For every vitamin or mineral deficiency, your body can begin to experience unique, serious, and rapid dysfunctional effects. Too much stomach acid can destroy some supplements before they can be absorbed, but an insufficient amount of acid will not allow certain vitamins, such as vitamin B12, to be well absorbed. Multivitamins or traditional vitamins are meant to save time to make sure you're getting all the vitamins you need. Eating a variety of fruits and vegetables of all colors is also recommended to ensure you're getting all the vitamins and minerals you need.
In addition, both water-soluble vitamins and minerals require specialized “transporters” found in the lining of intestinal cells to cross cell membranes and reach the blood. Fat-soluble vitamins and supplements, such as vitamin D and curcumin, should be combined with a fat source for more efficient absorption. This inhibition was not generalized to all members of the B vitamin family, since the absorption of riboflavin, folate and biotin was not affected (R). It is now well established that the intestinal absorption of water-soluble vitamins ascorbate, biotin, folate, niacin, pantothenic acid, pyridoxine, riboflavin and thiamine is carried out through specific processes mediated by transporters. In HSVCT1—YFP, the protein has been shown to be expressed exclusively in the apical membrane domain of these cells (see Figure 1 for a schematic representation of the membrane domains in which well-characterized vitamin transporters, including those of ascorbate, are expressed in intestinal epithelial cells).
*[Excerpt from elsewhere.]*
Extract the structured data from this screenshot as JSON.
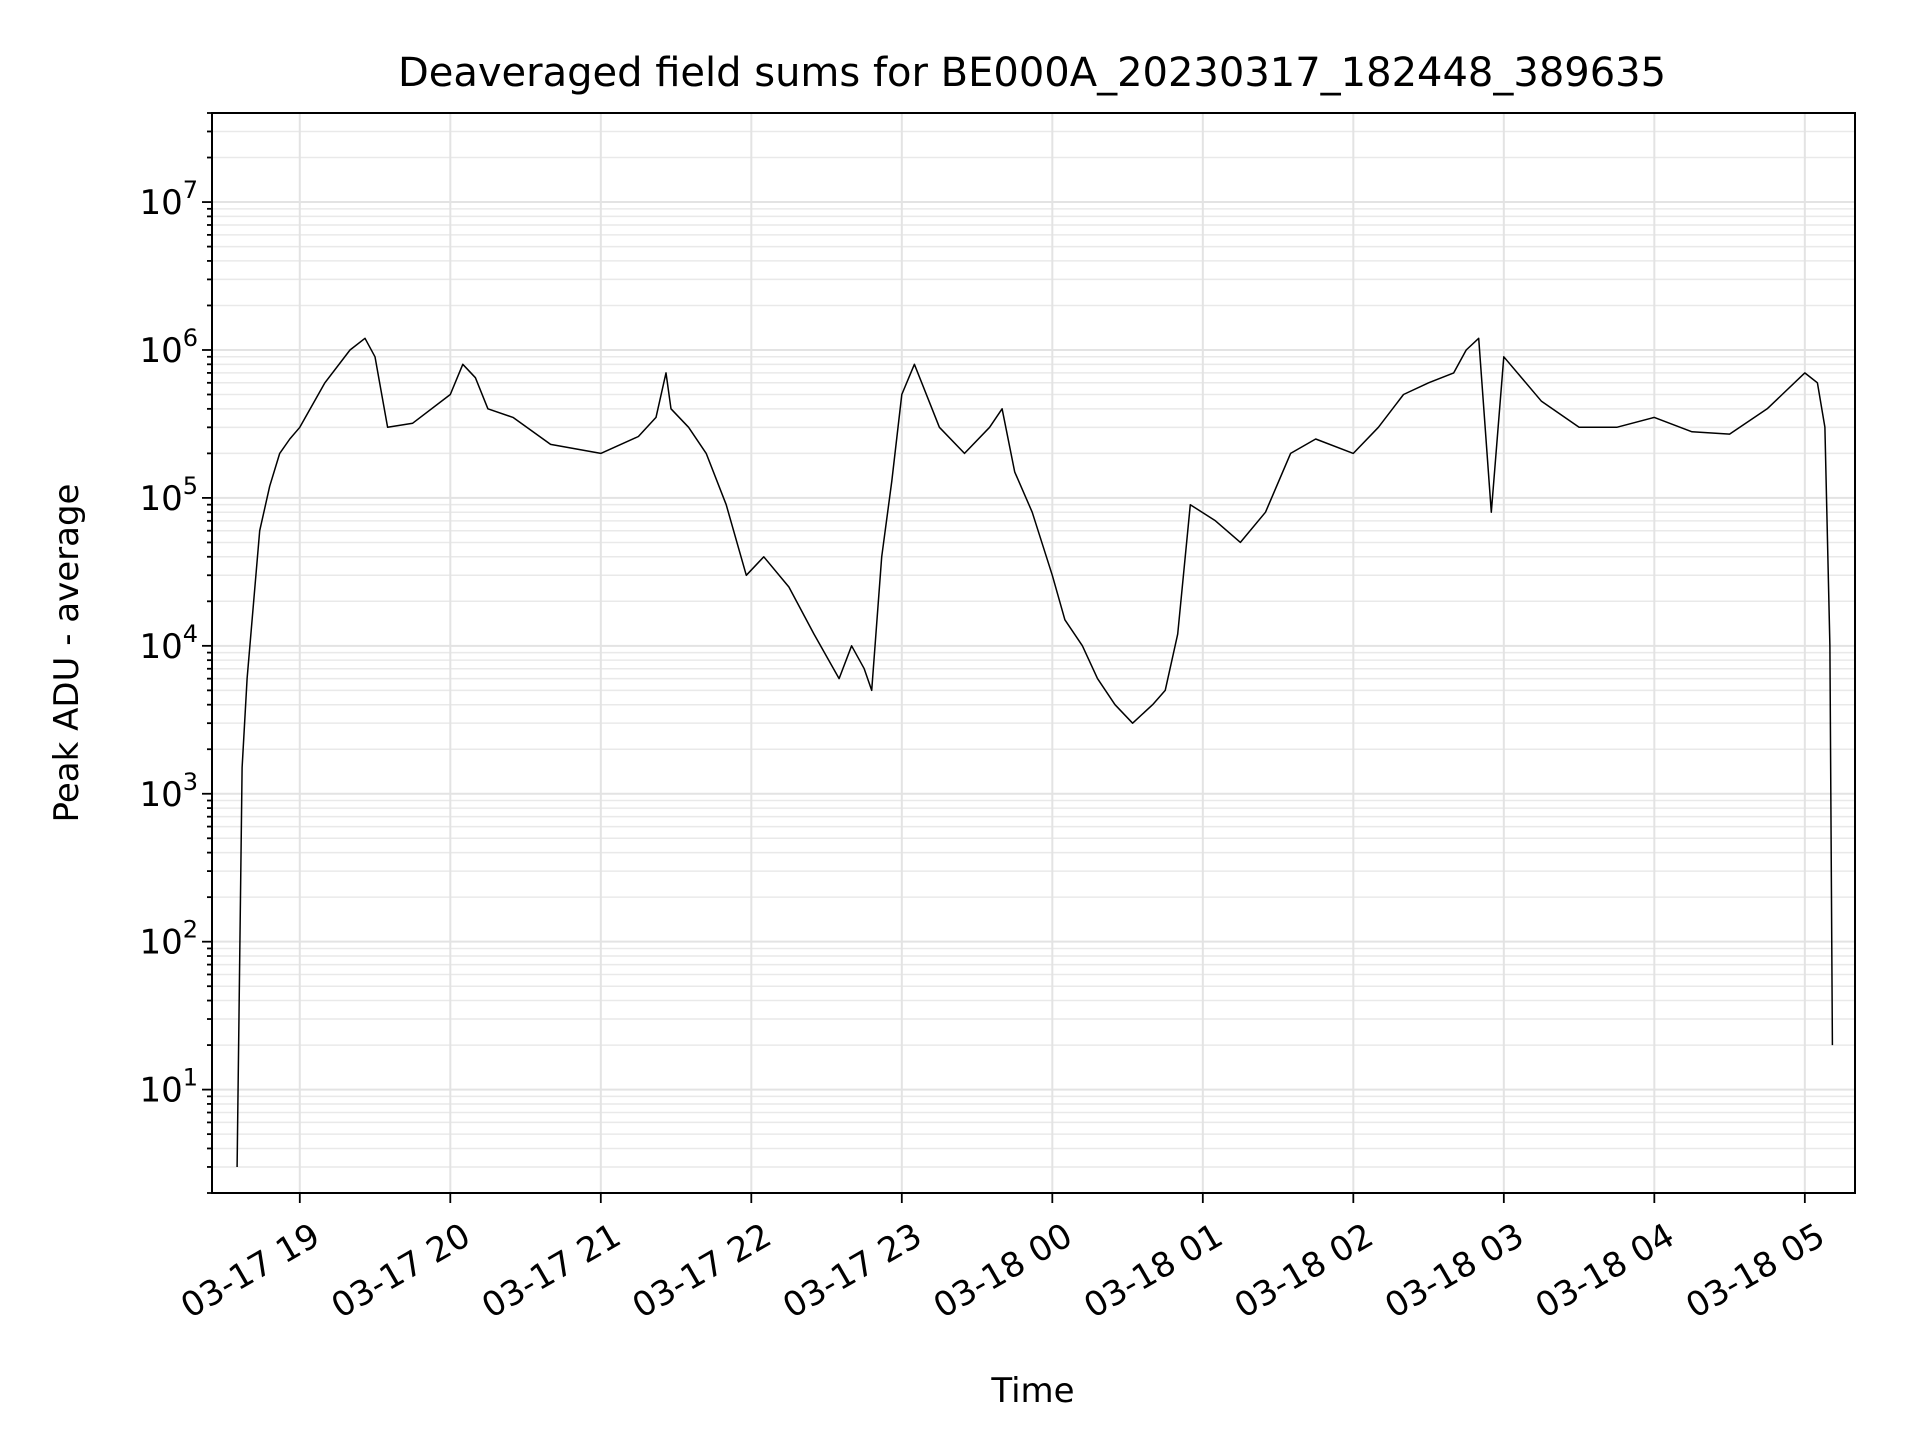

Deficiency of this vitamin leads to a variety of clinical abnormalities including scurvy, poor wound healing, vasomotor instability, and connective tissue disorders. There are many factors that influence how vitamins and supplements are absorbed by the body. To maximize nutrient absorption it is important to consider two key points: drinking plenty of fluids to improve diffusion; and combining fat-soluble vitamins with a fat source for more efficient absorption.